Сначала Виссарион не понял, откуда раздается голос, и  даже огляделся, но потом сообразил, что из иллюминатора. Он хотел было отойти в сторону, чтобы не подслушивать чужие разговоры, но услышанный вопрос заставил его насторожиться. Сказалась долголетняя выучка работы в органах.

– А золотишко-то в слитках или это песок? – В вопросе сквозила безграмотность дилетанта.

– Сколько р-раз тебе говор-р-рить, не пр-р-роизносить гр-р-ромко это слово! Вот пидер-р-р долбаный! Подсунули мне помощничка, – и невидимый оратор стал долго и длинно ругаться, больше прежнего нажимая на раскатистое “р”.

Кудряшов понял, что здесь дело нечисто – пахнет большим хищением драг- металла. И сейчас, слушая в пол-уха тараторку Сонечку, соображал, куда лучше сообщить – в угрозыск или в партком?

После сытного и вкусного обеда, который Сонечка приготовила, поджидая его, он, пообещав ей скоро вернуться, побежал в управление, благо до него было буквально два шага.

Подполковник Коновалов даже побледнел от волнения, выслушав рапорт старшего лейтенанта Кудряшова. Некоторое время сидел, что-то соображая, затем поднялся с места, одернул китель и, велев Кудряшову обождать в коридоре, быстрым шагом направился к начальнику управления полковнику Минкову.

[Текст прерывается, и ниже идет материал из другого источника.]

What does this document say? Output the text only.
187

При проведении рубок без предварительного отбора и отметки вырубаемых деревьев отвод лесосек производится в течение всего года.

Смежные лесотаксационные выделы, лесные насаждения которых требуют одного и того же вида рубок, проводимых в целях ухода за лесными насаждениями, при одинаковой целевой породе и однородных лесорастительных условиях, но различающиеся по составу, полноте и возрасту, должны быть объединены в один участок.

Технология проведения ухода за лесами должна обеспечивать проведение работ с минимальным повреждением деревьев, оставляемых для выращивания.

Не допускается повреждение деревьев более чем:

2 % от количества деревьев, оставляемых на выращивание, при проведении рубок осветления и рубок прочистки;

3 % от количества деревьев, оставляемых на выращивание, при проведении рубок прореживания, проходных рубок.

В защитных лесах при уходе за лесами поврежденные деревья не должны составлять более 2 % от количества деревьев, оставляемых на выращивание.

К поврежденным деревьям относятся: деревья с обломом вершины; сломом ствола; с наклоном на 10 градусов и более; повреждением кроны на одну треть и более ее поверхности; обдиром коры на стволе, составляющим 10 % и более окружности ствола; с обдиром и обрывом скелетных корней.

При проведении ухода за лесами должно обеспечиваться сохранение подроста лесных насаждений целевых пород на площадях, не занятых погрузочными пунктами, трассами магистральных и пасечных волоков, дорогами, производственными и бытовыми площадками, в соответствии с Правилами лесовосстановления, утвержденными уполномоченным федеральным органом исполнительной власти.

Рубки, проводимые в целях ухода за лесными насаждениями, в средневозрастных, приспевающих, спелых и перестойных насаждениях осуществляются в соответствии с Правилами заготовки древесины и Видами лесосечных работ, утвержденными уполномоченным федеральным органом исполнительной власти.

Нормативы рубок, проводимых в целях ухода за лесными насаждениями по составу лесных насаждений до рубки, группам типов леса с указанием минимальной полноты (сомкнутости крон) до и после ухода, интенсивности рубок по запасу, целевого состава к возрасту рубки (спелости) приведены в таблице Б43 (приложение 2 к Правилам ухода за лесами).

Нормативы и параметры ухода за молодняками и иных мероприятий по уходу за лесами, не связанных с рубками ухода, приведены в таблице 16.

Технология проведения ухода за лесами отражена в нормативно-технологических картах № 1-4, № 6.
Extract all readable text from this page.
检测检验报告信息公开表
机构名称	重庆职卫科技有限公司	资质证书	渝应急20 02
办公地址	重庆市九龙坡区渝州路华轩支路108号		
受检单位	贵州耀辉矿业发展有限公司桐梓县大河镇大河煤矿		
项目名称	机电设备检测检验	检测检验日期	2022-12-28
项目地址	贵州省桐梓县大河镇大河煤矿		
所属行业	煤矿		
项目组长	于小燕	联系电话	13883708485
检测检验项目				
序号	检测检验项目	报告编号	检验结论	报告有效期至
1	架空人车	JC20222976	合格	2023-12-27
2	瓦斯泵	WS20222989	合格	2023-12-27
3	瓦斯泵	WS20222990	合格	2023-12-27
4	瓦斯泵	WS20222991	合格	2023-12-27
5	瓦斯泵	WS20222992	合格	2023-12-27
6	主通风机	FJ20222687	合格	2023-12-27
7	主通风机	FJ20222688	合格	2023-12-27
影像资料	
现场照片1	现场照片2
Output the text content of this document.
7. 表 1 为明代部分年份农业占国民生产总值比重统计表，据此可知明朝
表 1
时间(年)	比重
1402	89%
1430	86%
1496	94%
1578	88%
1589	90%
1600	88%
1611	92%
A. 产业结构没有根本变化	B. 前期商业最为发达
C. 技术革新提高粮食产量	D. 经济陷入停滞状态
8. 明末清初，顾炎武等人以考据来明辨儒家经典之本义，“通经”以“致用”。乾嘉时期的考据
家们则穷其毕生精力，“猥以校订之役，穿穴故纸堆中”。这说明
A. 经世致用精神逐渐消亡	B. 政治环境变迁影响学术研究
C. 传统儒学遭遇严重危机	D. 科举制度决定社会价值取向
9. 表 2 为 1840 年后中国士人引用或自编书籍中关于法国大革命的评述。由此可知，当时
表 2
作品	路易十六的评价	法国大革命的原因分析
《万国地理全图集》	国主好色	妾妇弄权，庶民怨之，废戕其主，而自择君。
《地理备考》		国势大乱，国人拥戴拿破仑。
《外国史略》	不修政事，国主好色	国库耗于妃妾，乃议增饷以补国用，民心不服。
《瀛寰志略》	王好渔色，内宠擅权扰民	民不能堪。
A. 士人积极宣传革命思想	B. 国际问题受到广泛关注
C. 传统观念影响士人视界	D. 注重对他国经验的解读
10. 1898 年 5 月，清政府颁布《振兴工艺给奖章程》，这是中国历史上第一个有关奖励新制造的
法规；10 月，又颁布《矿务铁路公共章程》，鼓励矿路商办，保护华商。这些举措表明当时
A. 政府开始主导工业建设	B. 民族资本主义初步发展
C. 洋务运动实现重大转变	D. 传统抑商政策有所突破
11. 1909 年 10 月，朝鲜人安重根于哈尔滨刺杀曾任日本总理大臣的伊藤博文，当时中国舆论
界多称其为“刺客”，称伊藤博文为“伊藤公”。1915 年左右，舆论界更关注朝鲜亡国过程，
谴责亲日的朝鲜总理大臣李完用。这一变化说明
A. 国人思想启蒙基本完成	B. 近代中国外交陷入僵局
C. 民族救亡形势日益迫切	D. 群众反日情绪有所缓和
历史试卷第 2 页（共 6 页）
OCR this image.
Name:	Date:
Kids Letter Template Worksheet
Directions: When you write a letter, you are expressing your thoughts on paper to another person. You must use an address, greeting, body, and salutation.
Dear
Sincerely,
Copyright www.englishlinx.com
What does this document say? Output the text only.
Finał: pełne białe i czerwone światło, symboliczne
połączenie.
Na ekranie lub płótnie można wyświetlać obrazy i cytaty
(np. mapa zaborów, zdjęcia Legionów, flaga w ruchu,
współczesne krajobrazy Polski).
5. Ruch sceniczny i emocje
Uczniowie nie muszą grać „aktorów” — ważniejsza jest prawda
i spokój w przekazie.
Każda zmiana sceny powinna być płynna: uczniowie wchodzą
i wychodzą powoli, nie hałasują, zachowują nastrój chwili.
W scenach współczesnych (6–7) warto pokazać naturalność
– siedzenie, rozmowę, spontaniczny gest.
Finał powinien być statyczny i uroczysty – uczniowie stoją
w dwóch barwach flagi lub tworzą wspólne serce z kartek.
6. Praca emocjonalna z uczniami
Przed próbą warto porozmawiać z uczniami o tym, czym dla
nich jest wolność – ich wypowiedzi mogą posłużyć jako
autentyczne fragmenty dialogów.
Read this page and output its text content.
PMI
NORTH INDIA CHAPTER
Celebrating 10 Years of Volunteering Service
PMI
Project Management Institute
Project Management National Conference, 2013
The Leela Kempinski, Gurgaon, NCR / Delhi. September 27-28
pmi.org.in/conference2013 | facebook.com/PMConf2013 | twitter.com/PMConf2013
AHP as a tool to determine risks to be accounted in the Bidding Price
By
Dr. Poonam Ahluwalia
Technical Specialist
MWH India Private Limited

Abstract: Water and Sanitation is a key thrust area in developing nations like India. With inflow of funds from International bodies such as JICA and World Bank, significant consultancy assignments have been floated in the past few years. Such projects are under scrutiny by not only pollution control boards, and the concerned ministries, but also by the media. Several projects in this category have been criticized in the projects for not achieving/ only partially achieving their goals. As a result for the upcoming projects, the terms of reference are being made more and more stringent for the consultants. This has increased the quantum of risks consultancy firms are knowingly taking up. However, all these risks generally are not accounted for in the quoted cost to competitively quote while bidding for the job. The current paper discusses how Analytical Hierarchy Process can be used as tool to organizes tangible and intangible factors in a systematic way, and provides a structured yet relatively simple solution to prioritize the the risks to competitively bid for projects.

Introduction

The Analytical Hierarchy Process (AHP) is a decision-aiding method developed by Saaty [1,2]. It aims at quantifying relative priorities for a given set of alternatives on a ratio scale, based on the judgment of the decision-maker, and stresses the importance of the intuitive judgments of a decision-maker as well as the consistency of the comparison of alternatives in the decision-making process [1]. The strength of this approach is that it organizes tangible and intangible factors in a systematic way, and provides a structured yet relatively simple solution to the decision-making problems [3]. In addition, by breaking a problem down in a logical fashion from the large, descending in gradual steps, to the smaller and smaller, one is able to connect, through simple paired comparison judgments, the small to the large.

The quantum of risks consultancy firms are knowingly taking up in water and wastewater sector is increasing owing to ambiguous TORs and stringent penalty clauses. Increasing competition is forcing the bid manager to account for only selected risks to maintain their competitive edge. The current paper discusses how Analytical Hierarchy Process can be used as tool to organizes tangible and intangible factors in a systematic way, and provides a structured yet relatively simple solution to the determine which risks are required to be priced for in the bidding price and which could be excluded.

Подполковник появился минут через тридцать.

– Зайди, – коротко бросил он Виссариону, входя в партком. – Товарищ полковник выражает тебе благодарность за проявленную бдительность, – произнес он почти торжественно. И Кудряшову почудилось что-то очень знакомое в этих словах. Точно такое когда-то уже было с ним, – вспомнил он. В Иркутске, в управлении НКВД, куда он пришел с текстом телеграммы, подписанной тринадцатью руководителями корейских эшелонов. Это открытие не особенно порадовало его, потому что в итоге оказалось, что он предал. Но тогда он пошел в НКВД, потому что выполнял свой комсомольский долг. А сейчас… Разоблачение расхитителей социалистической собственности – это его служба. И он не имел права поступить иначе. Ни тогда, ни теперь…

Но на душе было скверно. Тревожило тяжелое предчувствие. А ведь настроение у него должно быть хорошим. В качестве поощрения подполковник Коновалов разрешил ему месячный отпуск, так что ему было чем порадовать Сонечку. Сонечку, но не себя. Подполковник сказал, что “Смольный” отправляется в обратный рейс через два дня. И перед самым отходом теплохода преступников возьмут. Тут очень поможет отмеченная Кудряшовым характерная речь одного из расхитителей.